成年年齢の引下げを踏まえ、教育機関と連携し、児童・生徒に対する消費者教育を推進するとともに、保護者・教職員に対する情報提供の充実を図ります。
また、近年、多様化・複雑化する消費生活への対策として、デジタル化の進展や電子商取引拡大により発生するリスクに関する情報発信や、カスタマーハラスメント防止に向けて、適切な行動をとるための県民向け啓発などを行います。
加えて、「エシカル消費」や3R(リデュース・リユース・リサイクル)によるごみの削減など、環境に配慮した消費行動の理解促進を図ります。
不当な取引行為を行う事業者及び過大な景品類の提供や不当表示を行う事業者に対する指導を強化するとともに、適切な指導を行うため、弁護士等の専門家との協力体制の構築や、他都道府県・警察などの関係機関との情報共有を図ります。

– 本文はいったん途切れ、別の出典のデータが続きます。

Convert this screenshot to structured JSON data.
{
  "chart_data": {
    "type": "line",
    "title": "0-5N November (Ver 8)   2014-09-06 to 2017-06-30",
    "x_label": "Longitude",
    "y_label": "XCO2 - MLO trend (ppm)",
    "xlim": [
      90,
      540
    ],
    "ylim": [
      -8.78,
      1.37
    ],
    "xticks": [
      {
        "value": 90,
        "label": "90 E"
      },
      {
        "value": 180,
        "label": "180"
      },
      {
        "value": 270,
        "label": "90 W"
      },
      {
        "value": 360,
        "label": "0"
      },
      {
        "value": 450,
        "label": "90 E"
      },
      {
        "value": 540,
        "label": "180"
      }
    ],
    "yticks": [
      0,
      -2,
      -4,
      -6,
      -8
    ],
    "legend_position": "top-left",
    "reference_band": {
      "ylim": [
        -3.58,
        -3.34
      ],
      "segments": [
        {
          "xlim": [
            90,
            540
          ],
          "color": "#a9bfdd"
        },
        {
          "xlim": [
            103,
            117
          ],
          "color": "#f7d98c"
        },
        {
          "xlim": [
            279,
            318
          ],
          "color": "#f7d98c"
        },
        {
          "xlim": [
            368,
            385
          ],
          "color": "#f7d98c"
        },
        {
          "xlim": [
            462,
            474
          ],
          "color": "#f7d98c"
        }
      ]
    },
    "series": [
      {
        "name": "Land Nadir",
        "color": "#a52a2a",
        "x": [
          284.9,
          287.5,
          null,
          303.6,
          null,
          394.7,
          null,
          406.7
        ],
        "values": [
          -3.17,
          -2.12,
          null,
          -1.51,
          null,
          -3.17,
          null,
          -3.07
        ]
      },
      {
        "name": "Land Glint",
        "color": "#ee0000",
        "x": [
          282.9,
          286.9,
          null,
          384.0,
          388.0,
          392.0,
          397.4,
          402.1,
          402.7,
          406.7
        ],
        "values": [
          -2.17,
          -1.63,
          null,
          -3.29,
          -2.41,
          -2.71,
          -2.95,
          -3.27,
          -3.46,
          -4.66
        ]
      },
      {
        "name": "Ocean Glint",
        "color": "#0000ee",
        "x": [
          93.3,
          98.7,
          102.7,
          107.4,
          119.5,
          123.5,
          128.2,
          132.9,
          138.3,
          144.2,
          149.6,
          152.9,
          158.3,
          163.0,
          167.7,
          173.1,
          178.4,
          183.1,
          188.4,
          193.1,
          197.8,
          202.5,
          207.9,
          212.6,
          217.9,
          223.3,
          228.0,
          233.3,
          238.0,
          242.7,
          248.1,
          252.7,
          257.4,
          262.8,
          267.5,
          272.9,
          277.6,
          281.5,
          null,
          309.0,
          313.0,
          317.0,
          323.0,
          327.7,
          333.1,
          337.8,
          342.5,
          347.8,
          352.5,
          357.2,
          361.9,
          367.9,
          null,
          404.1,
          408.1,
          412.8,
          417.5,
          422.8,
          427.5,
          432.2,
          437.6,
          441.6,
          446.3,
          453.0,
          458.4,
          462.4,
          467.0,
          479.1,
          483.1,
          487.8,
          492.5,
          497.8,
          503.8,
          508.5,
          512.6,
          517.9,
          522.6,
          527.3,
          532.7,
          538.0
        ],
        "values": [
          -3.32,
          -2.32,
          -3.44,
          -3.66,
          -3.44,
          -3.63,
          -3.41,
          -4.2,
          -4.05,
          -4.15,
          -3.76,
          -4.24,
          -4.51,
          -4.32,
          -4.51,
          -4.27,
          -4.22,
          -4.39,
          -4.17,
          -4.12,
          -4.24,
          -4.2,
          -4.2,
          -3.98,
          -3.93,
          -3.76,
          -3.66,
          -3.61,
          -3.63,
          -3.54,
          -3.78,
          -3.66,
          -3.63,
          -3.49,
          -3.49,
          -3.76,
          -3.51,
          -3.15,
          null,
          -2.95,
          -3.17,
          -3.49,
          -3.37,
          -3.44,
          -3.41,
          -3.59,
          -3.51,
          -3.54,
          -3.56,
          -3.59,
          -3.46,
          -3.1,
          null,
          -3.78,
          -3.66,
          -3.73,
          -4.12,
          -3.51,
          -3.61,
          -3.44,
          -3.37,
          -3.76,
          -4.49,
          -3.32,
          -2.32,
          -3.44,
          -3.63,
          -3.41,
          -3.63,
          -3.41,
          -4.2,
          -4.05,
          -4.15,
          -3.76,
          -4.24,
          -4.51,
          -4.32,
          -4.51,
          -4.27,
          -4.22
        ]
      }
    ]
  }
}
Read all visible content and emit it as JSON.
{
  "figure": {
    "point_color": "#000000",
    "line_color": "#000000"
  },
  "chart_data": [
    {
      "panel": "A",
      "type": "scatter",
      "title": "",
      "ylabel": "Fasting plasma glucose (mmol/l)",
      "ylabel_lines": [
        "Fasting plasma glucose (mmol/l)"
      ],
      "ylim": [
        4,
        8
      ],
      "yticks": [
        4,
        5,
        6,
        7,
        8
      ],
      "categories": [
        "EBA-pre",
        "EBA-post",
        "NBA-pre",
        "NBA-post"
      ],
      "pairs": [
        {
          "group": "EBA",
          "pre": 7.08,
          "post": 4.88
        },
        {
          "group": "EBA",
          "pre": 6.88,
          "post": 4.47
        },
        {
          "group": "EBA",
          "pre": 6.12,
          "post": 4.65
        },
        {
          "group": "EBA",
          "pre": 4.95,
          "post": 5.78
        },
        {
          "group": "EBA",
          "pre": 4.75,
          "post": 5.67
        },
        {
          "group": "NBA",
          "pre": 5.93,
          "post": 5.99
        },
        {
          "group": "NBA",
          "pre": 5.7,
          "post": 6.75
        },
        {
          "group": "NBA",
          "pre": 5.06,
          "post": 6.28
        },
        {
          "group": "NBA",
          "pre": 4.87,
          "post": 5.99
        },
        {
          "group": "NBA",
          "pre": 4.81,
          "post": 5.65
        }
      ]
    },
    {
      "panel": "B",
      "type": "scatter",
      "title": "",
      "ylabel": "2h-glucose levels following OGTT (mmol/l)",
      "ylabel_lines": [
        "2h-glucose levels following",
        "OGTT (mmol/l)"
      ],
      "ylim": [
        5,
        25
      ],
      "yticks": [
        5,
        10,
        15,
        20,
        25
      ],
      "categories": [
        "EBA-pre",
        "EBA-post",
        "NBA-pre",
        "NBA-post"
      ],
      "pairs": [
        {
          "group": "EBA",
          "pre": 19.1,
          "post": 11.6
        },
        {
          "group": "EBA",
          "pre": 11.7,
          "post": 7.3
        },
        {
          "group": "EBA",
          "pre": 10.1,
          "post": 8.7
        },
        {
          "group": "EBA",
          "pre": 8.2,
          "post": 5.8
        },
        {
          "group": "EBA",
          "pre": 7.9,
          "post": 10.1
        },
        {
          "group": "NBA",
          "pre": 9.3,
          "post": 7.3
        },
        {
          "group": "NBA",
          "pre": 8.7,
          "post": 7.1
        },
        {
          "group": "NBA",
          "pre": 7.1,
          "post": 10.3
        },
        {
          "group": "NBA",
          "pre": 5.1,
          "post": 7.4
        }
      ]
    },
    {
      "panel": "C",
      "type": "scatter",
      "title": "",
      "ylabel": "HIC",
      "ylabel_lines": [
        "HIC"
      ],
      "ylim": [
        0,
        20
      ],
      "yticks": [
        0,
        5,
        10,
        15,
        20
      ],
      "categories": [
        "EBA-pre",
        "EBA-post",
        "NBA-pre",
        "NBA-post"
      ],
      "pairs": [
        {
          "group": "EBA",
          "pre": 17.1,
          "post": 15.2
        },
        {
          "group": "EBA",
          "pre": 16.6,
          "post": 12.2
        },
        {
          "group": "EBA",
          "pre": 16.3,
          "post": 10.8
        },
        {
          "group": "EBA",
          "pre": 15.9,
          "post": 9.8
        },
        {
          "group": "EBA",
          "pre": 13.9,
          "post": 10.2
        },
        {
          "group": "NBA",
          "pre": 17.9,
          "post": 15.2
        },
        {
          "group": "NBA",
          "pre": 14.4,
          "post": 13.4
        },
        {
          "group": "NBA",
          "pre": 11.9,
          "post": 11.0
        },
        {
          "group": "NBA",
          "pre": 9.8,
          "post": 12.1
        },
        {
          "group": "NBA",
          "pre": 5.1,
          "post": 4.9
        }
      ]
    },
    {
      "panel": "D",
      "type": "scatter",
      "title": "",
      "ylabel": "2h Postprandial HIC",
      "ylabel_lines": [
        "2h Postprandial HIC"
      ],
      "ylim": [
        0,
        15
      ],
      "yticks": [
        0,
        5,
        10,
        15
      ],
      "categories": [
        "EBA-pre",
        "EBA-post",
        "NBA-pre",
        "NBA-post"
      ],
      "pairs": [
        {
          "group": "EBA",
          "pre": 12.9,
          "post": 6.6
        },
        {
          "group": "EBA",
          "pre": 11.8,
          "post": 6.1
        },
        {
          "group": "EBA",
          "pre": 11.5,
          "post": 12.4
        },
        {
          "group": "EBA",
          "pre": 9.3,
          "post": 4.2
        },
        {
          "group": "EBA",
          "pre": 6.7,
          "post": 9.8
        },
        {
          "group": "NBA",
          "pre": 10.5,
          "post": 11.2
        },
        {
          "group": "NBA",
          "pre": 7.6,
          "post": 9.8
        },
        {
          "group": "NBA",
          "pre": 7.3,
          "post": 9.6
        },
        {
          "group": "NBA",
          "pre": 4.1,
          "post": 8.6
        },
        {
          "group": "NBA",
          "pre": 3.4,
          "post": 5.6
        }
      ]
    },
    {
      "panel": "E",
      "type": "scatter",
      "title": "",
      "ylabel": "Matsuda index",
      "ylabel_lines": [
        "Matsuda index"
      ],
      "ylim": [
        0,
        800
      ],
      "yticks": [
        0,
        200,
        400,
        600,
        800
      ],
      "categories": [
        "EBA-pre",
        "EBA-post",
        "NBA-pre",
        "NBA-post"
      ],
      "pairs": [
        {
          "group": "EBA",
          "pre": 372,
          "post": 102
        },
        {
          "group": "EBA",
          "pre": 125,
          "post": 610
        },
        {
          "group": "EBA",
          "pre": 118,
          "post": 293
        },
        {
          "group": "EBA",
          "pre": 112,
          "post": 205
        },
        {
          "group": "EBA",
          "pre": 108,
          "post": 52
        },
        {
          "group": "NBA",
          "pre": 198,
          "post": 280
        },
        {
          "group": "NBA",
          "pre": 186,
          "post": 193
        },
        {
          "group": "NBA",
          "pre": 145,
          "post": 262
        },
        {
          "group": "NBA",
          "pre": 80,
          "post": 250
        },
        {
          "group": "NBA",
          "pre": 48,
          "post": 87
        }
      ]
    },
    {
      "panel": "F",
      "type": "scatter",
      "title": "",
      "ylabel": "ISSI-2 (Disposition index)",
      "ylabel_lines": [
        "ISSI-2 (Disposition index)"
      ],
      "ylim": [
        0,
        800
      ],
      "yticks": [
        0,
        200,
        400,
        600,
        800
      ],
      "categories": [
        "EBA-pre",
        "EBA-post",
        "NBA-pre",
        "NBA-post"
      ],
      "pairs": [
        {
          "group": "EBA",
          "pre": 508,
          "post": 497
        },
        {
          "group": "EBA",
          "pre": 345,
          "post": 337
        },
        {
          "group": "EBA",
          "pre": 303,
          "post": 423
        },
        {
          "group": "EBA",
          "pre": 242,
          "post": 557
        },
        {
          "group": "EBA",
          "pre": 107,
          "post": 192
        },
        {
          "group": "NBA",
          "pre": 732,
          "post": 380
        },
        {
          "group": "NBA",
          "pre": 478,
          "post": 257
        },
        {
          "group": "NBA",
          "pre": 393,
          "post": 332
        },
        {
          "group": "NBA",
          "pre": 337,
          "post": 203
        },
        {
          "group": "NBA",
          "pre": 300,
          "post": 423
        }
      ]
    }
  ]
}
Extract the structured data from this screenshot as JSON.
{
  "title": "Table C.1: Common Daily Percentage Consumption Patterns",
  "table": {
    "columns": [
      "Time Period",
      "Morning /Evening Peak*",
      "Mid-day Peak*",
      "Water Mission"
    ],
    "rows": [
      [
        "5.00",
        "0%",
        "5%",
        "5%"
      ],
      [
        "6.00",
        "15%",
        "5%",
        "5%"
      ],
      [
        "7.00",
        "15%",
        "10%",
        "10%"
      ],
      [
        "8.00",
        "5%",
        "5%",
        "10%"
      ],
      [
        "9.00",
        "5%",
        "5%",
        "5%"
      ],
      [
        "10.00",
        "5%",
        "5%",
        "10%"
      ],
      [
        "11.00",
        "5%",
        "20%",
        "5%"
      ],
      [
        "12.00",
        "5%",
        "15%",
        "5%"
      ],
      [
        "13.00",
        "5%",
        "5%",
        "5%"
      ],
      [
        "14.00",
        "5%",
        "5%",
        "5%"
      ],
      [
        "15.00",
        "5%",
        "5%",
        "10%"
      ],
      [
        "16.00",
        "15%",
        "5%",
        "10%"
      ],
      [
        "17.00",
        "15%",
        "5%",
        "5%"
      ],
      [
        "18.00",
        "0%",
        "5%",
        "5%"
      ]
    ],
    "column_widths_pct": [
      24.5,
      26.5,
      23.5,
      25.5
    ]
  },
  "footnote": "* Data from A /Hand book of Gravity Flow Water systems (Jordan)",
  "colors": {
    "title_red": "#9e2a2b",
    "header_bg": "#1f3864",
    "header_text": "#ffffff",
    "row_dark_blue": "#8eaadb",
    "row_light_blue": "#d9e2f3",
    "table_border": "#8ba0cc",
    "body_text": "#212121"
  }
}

また、ヤミ金融事犯や悪質商法事犯に対しては、積極的な取締りを実施するとともに、被害の拡大を防止するため、犯罪に利用された預貯金口座を凍結するための金融機関への情報提供や関係機関・団体と連携した啓発活動を行います。
食品等の安全・安心を確保するため、食品等関連営業施設への効果的な監視指導や食品検査を実施するとともに、食品等事業者に対し、HACCPに沿った衛生管理の指導を実施します。
また、県民の健康の保護を最優先し、食品の生産から消費に至る総合的な安全対策及び食品の安全性に関するリスクコミュニケーションを実施します。